FAQS

What is the Chain of Responsibility (or CoR)?

It is a phrase used in the Australian supply chain, used when referring to trucking safety. Chain of Responsibility is also known as CoR and was brought about with the commencement of the Heavy Vehicle National Law, also known as the HVNL.

At what point does the Heavy Vehicle National Law (or HVNL) impact my business?

If you have a truck working within your business, whether you own it or not, or the driver works for you or not and that vehicle can at anytime weigh over 4.5 tonne, even if it never has or will exceed 4.5 tonne, then the Heavy Vehicle National Law (or HVNL) applies to you. The only exception is fatigue related legislation within the Heavy Vehicle National Law (or HVNL), where the truck must be capable of carrying 12 tonnes or more at any time.

What changes are being made regarding the Heavy Vehicle National Law (or HVNL)?

In 2018 Qld parliament passed legislation that enacted a revised HVNL, mostly known as legislation ensuring Chain of Responsibility. The main changes were moving the focus from a shared responsibility to a prime duty model, like WHS legislation. This is significant as people who have trucks in their business, whether they own or pay for them directly or not, now have a prime duty of care to ensure those trucks are safe on our roads.

Should workers in the supply chain be trained in the chain of responsibility (or CoR) laws?

The short answer is yes, unequivocally.
Although there is no direct element within the legislation to ensure you train your staff in Chain of Responsibility, it is deemed to be a wise move to ensure those in your chain, understand their responsibilities and perform their tasks diligently to ensure their actions or inactions do not cause a transport safety breach.

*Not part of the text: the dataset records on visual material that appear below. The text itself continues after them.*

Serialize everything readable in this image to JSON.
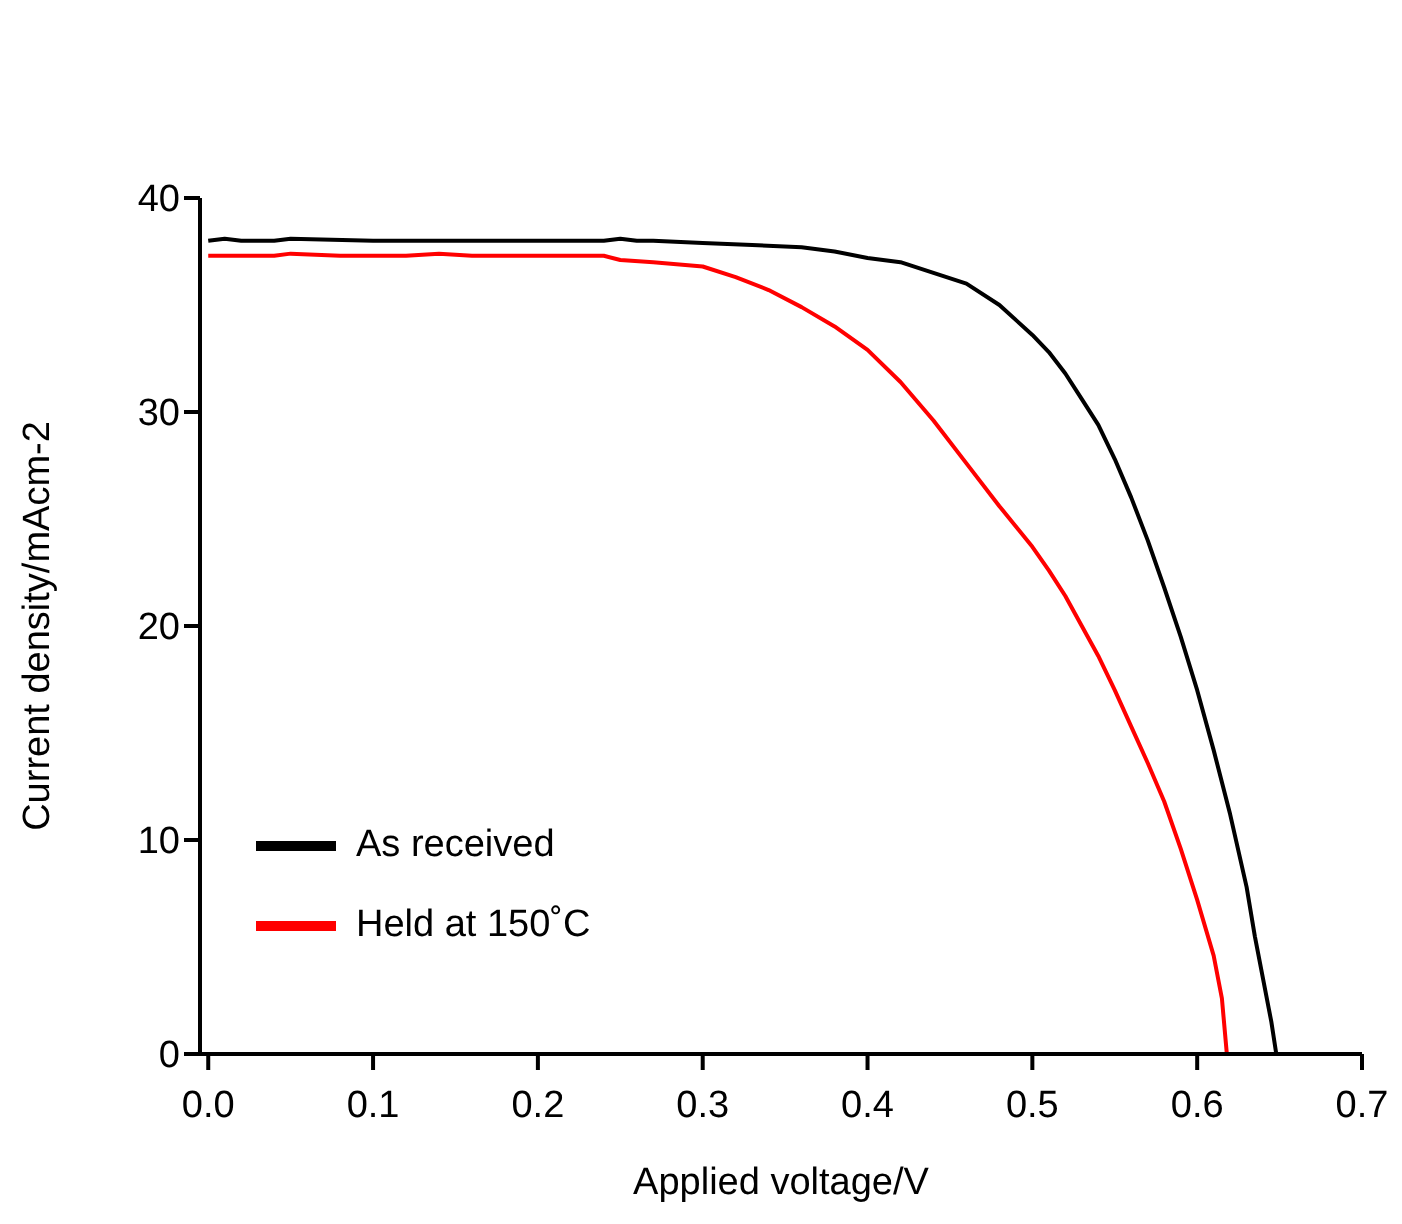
{
  "chart_data": {
    "type": "line",
    "xlabel": "Applied voltage/V",
    "ylabel": "Current density/mAcm-2",
    "xlim": [
      -0.005,
      0.7
    ],
    "ylim": [
      0,
      40
    ],
    "xticks": [
      {
        "value": 0,
        "label": "0.0"
      },
      0.1,
      0.2,
      0.3,
      0.4,
      0.5,
      0.6,
      0.7
    ],
    "yticks": [
      0,
      10,
      20,
      30,
      40
    ],
    "legend": "bottom left",
    "line_style": "solid",
    "marker": "none",
    "grid": false,
    "series": [
      {
        "name": "As received",
        "color": "#000000",
        "x": [
          0,
          0.01,
          0.02,
          0.04,
          0.05,
          0.1,
          0.2,
          0.24,
          0.25,
          0.26,
          0.27,
          0.3,
          0.33,
          0.36,
          0.38,
          0.4,
          0.42,
          0.44,
          0.46,
          0.48,
          0.5,
          0.51,
          0.52,
          0.53,
          0.54,
          0.55,
          0.56,
          0.57,
          0.58,
          0.59,
          0.6,
          0.61,
          0.62,
          0.63,
          0.635,
          0.64,
          0.645,
          0.648
        ],
        "values": [
          38.0,
          38.1,
          38.0,
          38.0,
          38.1,
          38.0,
          38.0,
          38.0,
          38.1,
          38.0,
          38.0,
          37.9,
          37.8,
          37.7,
          37.5,
          37.2,
          37.0,
          36.5,
          36.0,
          35.0,
          33.6,
          32.8,
          31.8,
          30.6,
          29.4,
          27.8,
          26.0,
          24.0,
          21.8,
          19.5,
          17.0,
          14.2,
          11.2,
          7.8,
          5.5,
          3.5,
          1.5,
          0
        ]
      },
      {
        "name": "Held at 150˚C",
        "color": "#ff0000",
        "x": [
          0,
          0.04,
          0.05,
          0.08,
          0.12,
          0.14,
          0.16,
          0.2,
          0.24,
          0.25,
          0.27,
          0.3,
          0.32,
          0.34,
          0.36,
          0.38,
          0.4,
          0.42,
          0.44,
          0.46,
          0.48,
          0.5,
          0.51,
          0.52,
          0.53,
          0.54,
          0.55,
          0.56,
          0.57,
          0.58,
          0.59,
          0.6,
          0.61,
          0.615,
          0.618
        ],
        "values": [
          37.3,
          37.3,
          37.4,
          37.3,
          37.3,
          37.4,
          37.3,
          37.3,
          37.3,
          37.1,
          37.0,
          36.8,
          36.3,
          35.7,
          34.9,
          34.0,
          32.9,
          31.4,
          29.6,
          27.6,
          25.6,
          23.7,
          22.6,
          21.4,
          20.0,
          18.6,
          17.0,
          15.3,
          13.6,
          11.8,
          9.6,
          7.2,
          4.6,
          2.6,
          0
        ]
      }
    ]
  }
}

Is there a restriction of hours that a truck can be used for?

Yes and no. Drivers have a capacity of hours that they can legally drive for, although multiple drivers can use the truck. The restrictions around drivers vary, depending on the type of rules a driver is working to.

Is a truck restricted as to the amount of weight it can carry?

Yes, and although it may be designed to carry a specific weight, it may be far less depending on the maximum legal road limit the truck is driving on or intending to drive on.

Do I have to comply with the authorities if they come knocking and demand answers?

While you may be subpoenaed to provide documents or evidence, you should seek legal advice before handing over any materials. It is suggested that you refrain from making any formal comment or admitting any liability before seeking formal legal advice. You are not legally compelled to answer any question from any authority at any time.

We have heaps of procedures in our workplace, but we don’t document them, where does that leave us?

While it’s great that you have systems in place, especially safety systems, it is best to formalise them by documenting them, reviewing them and updating them when required. Although any safety procedure is commendable, it will carry much more weight in court should you have to prove you have been trying to do the right thing in your workplace.

Does our business have to determine, and document time spent on site by a driver?

It is recommended you do so, to reduce the possibility of a fatigue breach. If you can provide the driver with enough information to correctly plan a trip with breaks at sufficient intervals, considering correct drive time and work time required, it is less likely fatigue will become a risk.

Is signing a fitness to driver document enough to ensure a driver is fit for work?

No. A regime of ongoing driver assessment and daily checks based on visual queues that may suggest a problem(s) exist, should be the basis of all safety systems in the workplace with a transport task. A safety system should be an active system with people trained appropriately, to be able to assess ongoing elements within a business, which includes a transport task to ensure that safety remains a priority. It is further recommended that drivers are required to undergo drug and alcohol testing at client sites, to ensure that due diligence is being undertaken where possible and the driver is also exposed to random testing at any time or place.

Do I need to make sure that those carrying our goods or delivering our products are compliant in the chain?

Absolutely and in fact, it is deemed your duty with the Heavy Vehicle National Law (or HVNL). You should be engaging in formal and informal discussions with your vendors often, ensuring their compliance through audits, providing show cause notices for poor safety performances and suspending contracts or terminating contracts for poor ongoing safety performance.

As CEO I sit on a board of directors and run the business I work for afar, am I responsible for breaches in Chain of Responsibility (or CoR)?

Yes, and you are probably considered the most responsible in all the parties listed in the chain, within the HVNL. Also, regarding your position, as an executive of the business, you are also party to the executive liability provisions. This means that you are ultimately responsible and accountable for compliance at the coal face, by ensuring that middle management is performing due diligence and ensuring contractors are not given prohibited requests. The bill that enforces this element is also independent, meaning that it will not take a breach for an investigation to potentially ensue. So even if nothing has gone wrong, if your business by the actions or inaction’s of its workforce is putting anyone who drivers a heavy vehicle at risk, you can be prosecuted directly.